The hashtag #justiceforgeorgefloyd has been ever present in social media since he was killed on May 25, 2020, and even in the hours after the verdict, analysts and commentators went back and forth as to whether justice had been served, or whether justice remains elusive. Justice is not achieved in one correct decision surrounded by countless unjust ones, we know this. Black people are exhausted by a cycle of racism, protest, inaction, followed by no conviction. In the last week of the trial alone, we witnessed the deaths of Daunte Wright, Adam Toledo, and — as of Tuesday — Ma’Khia Bryant, all at the hands of police; and there are still three officers who have been charged with aiding and abetting Floyd’s murder who have yet to be tried.

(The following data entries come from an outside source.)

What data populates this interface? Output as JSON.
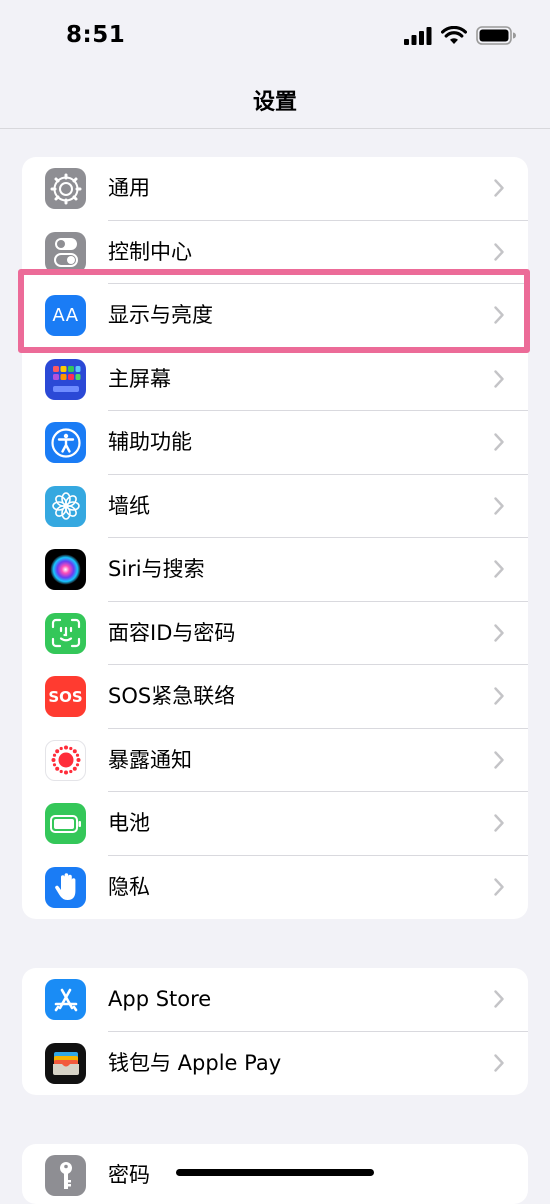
{
  "status_bar": {
    "time": "8:51"
  },
  "nav": {
    "title": "设置"
  },
  "groups": [
    {
      "items": [
        {
          "label": "通用",
          "icon": "gear-icon"
        },
        {
          "label": "控制中心",
          "icon": "toggles-icon"
        },
        {
          "label": "显示与亮度",
          "icon": "display-brightness-icon",
          "icon_text": "AA"
        },
        {
          "label": "主屏幕",
          "icon": "home-screen-icon"
        },
        {
          "label": "辅助功能",
          "icon": "accessibility-icon"
        },
        {
          "label": "墙纸",
          "icon": "wallpaper-flower-icon"
        },
        {
          "label": "Siri与搜索",
          "icon": "siri-icon"
        },
        {
          "label": "面容ID与密码",
          "icon": "face-id-icon"
        },
        {
          "label": "SOS紧急联络",
          "icon": "sos-icon",
          "icon_text": "SOS"
        },
        {
          "label": "暴露通知",
          "icon": "exposure-notification-icon"
        },
        {
          "label": "电池",
          "icon": "battery-icon"
        },
        {
          "label": "隐私",
          "icon": "privacy-hand-icon"
        }
      ]
    },
    {
      "items": [
        {
          "label": "App Store",
          "icon": "app-store-icon"
        },
        {
          "label": "钱包与 Apple Pay",
          "icon": "wallet-icon"
        }
      ]
    },
    {
      "items": [
        {
          "label": "密码",
          "icon": "key-icon"
        }
      ]
    }
  ],
  "colors": {
    "background": "#f2f2f7",
    "highlight": "#ec6b98",
    "gray_icon": "#8e8e93",
    "blue_icon": "#1a7cf5",
    "green_icon": "#34c759",
    "red_icon": "#ff3b30"
  }
}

The essence of the biblical understanding of tzedek – justice – urges the understanding that justice is something we must pursue in order to create the kind of society in which each of us is seen as a child of God, worthy of dignity, love, and respect. The verses in Deuteronomy which urge us to pursue justice are grounded in the imperative that only a system of justice that can govern all the people with due process, judging fairly always, and showing no bias – implicit or explicit (16:20) – is exemplary. Justice can only really be served when we understand that humanity and our systems must live and govern by an appreciation of holiness as outlined in this week’s double portion of Acharei Mot-Kedoshim.
The portions lay out a thorough system of behavior designed to manifest the Godly force in the world through the ordinary actions of human beings. Holiness is a concept in the Torah that is something that is meant to be achieved by individual behavior, which, when collectively valued and executed, has tremendous lasting power.
The mitzvot offered in these chapters of Leviticus are meant to be the life-breath of the people. The text says, “These are the things a person shall do and live by them – va’chai bahem.” (Lev. 18:5) After seventeen chapters in the book the ritual laws shift to include ethical and moral laws, and we should do these mitzvot, because the empathy towards other human beings found in them help us to feel truly alive.
At the same time, the kedusha – holiness – offered by these texts reflect the delicate balance between being holy where each and every one is considered holy because God is holy, and the many ways to become holy by our actions. Just because we might be holy in some innate or intrinsic way does not mean we don’t have a great deal of work still to do to bring that holiness beyond ourselves. The prophet Isaiah taught us that we must learn to do better, demand justice, and correct the wrongs of society (Isaiah 1:17).
True justice in America today would have meant that the former police officer would have understood the intrinsic divinity of George Floyd, and his knee would never have been on George’s neck for 9 minutes and 29 seconds. It would have meant that the other officers would not have stood idly by, as the portion teaches in Leviticus 19:16, while George pleaded for his mother and that he could not breathe; justice would have meant that the cries of the crowd to stop and release him would have been heard, and George would be alive today.
What was missing on that fateful day and every day a black person is targeted by police violence is love. At the center of the holiness code outlined in this week’s reading is the commandment to love our neighbor as ourselves (Lev. 19:16). The Torah’s agenda for the word kamocha – as yourself – is YOU. We must understand that any person whom we think is other, is really ourselves, and our behavior towards others must reflect the love we have and want for ourselves. The great sage Hillel taught that this is the entirety of the Torah, what is hateful to you, do not do to anyone else.
Such revolutionary love, the kind that means the absence of hate, the absence of grudges and vengeance, and with a vision of holiness of being and behavior, would mean the kind of revolutionary justice we are still working towards, each and every day.
May George Floyd’s memory continue to be a blessing and may justice keep rolling down like mighty waters, righteousness like an ever flowing stream.